Obviously, the 1 to 2 mph speed of the car, if close to the truth, should have made this a non-story from the beginning. According to Calderone, reports that the agents ran over a suspicious package at the scene, as Secret Service personnel tried to determine if it might be a bomb, also may be false. And it now seems clear that the agents showed their badges as they arrived at the scene and their car merely nudged a barrel in order to squeeze into an entrance to the White House grounds.

Calderone places a good deal of the blame for the apparent misinformation on The Washington Post.
The Post broke the story last Thursday reporting that the agents were "suspected of driving under the influence" and "may have driven over the suspicious package."
The Post later tweaked the language of the headline and the story to report instead that the agents "drove directly beside" the package, instead of possibly over it.
But by the time the updates were in place, the piece had already been tweeted by several Post editors and reporters and retweeted widely by Twitter users, including members of the media. Several news outlets published stories citing the Post's report that the agents may have driven over the package, even though the language was later changed.

The official who perhaps got burned the worst by this cascading story was Congressman Elijah Cummings, a Maryland Democrat, who assumed the worst on national TV.

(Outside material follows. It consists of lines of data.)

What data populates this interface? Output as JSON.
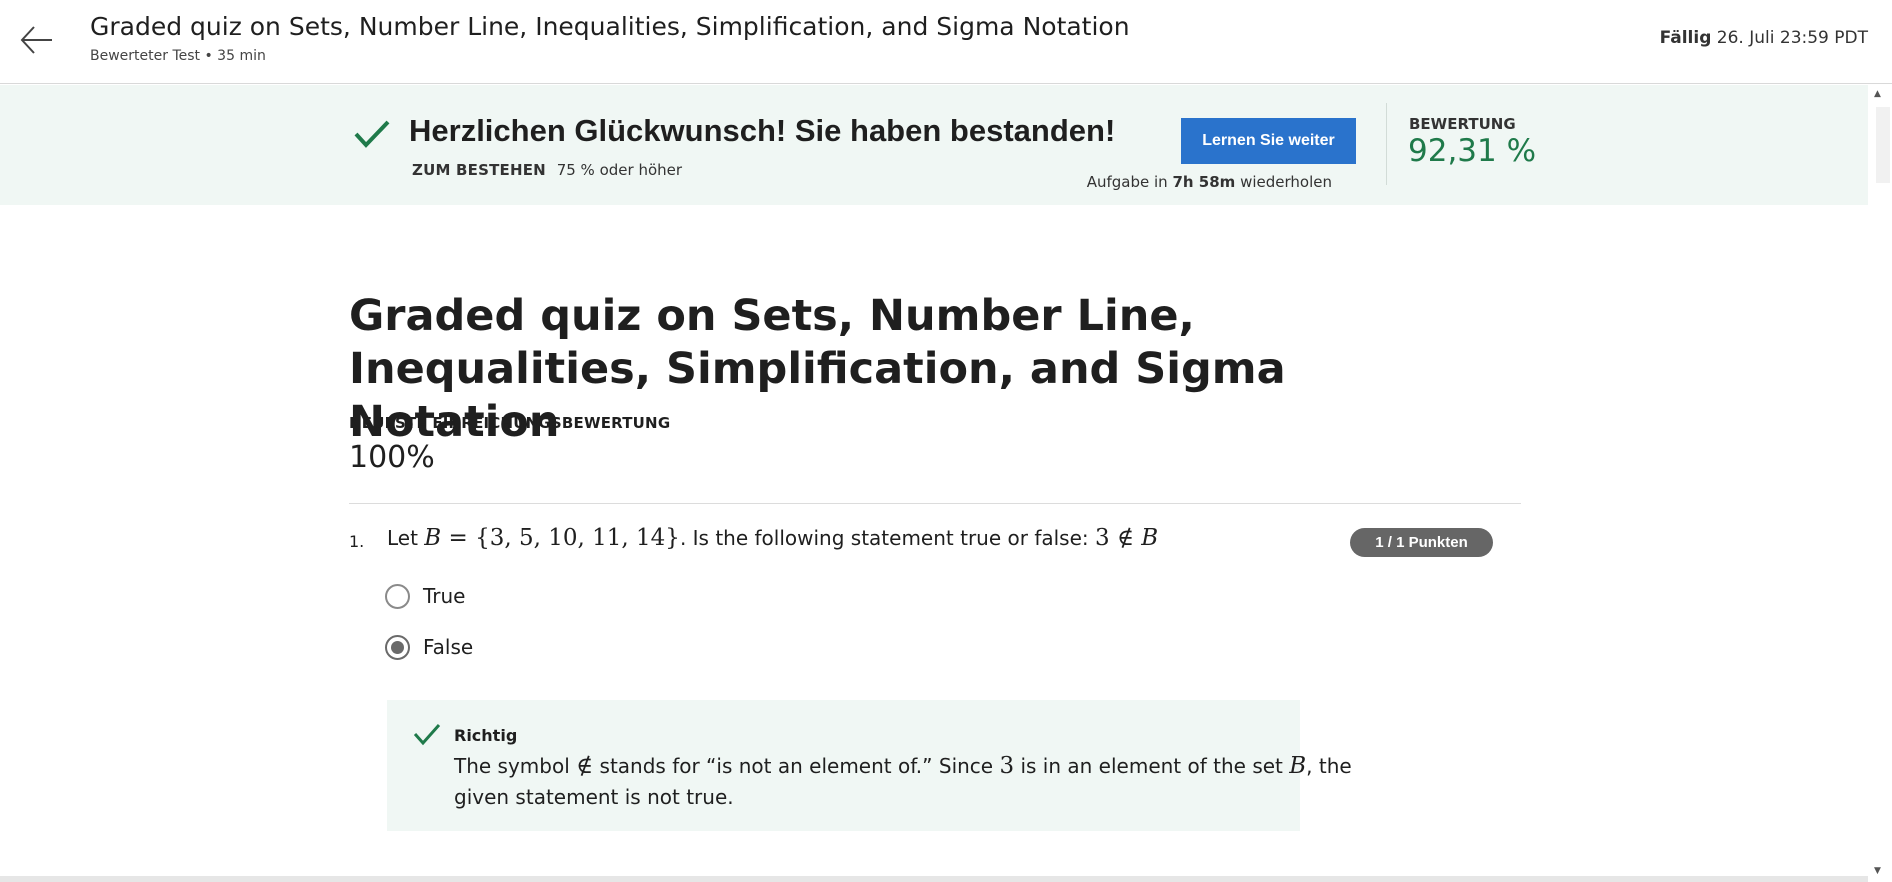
{
  "header": {
    "title": "Graded quiz on Sets, Number Line, Inequalities, Simplification, and Sigma Notation",
    "subtitle": "Bewerteter Test • 35 min",
    "due_label": "Fällig",
    "due_value": "26. Juli 23:59 PDT",
    "back_icon": "arrow-left-icon"
  },
  "banner": {
    "title": "Herzlichen Glückwunsch! Sie haben bestanden!",
    "pass_label": "ZUM BESTEHEN",
    "pass_value": "75 % oder höher",
    "continue_button": "Lernen Sie weiter",
    "retry_prefix": "Aufgabe in",
    "retry_time": "7h 58m",
    "retry_suffix": "wiederholen",
    "grade_label": "BEWERTUNG",
    "grade_value": "92,31 %",
    "check_icon": "checkmark-icon",
    "colors": {
      "background": "#f0f7f4",
      "accent_green": "#1f7a4a",
      "button_blue": "#2a73cc"
    }
  },
  "main": {
    "title": "Graded quiz on Sets, Number Line, Inequalities, Simplification, and Sigma Notation",
    "latest_label": "NEUESTE EINREICHUNGSBEWERTUNG",
    "latest_value": "100%"
  },
  "question": {
    "number": "1.",
    "text_prefix": "Let",
    "math_set_var": "B",
    "math_eq": " = ",
    "math_set": "{3, 5, 10, 11, 14}",
    "text_middle": ". Is the following statement true or false:",
    "math_statement_num": "3",
    "math_statement_op": " ∉ ",
    "math_statement_var": "B",
    "points": "1 / 1 Punkten",
    "options": [
      {
        "label": "True",
        "selected": false
      },
      {
        "label": "False",
        "selected": true
      }
    ]
  },
  "feedback": {
    "status": "Richtig",
    "text_1": "The symbol",
    "symbol": "∉",
    "text_2": "stands for “is not an element of.” Since",
    "num": "3",
    "text_3": "is in an element of the set",
    "set_var": "B",
    "text_4": ", the given statement is not true.",
    "icon": "checkmark-icon"
  }
}
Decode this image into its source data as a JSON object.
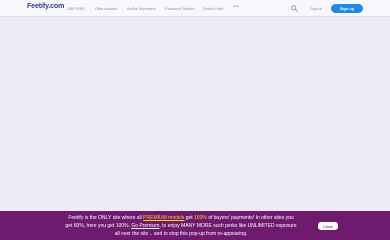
{
  "header": {
    "logo": "Feetify.com",
    "nav": [
      "Gift FREE",
      "Gifts Awards",
      "Active Members",
      "Featured Sellers",
      "Select Paid"
    ],
    "more": "•••",
    "signin": "Sign in",
    "signup": "Sign up"
  },
  "banner": {
    "line1_a": "Feetify is the ONLY site where all ",
    "line1_premium": "PREMIUM models",
    "line1_b": " get ",
    "line1_pct": "100%",
    "line1_c": " of buyers' payments! In other sites you",
    "line2_a": "get 60%, here you get 100%. ",
    "line2_go": "Go Premium",
    "line2_b": ", to enjoy MANY MORE such perks like UNLIMITED exposure",
    "line3": "all over the site .. and to stop this pop-up from re-appearing.",
    "close": "Close"
  },
  "colors": {
    "accent": "#1f8ae8",
    "banner": "#6e1b6f",
    "highlight": "#ffd400",
    "logo": "#2f3a8f"
  }
}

"When you look at what happened here," Cummings told MSNBC's "The Rachel Maddow Show" on Thursday night, a few hours after the Post's report, "it is extremely alarming and shocking to the conscience that two senior supervisory types in the Secret Service could come and crash a barrier, basically tamper with a crime scene because they may have ran over the very thing that they thought was a bomb, and to put other people in danger because they appeared to have been impaired by alcohol."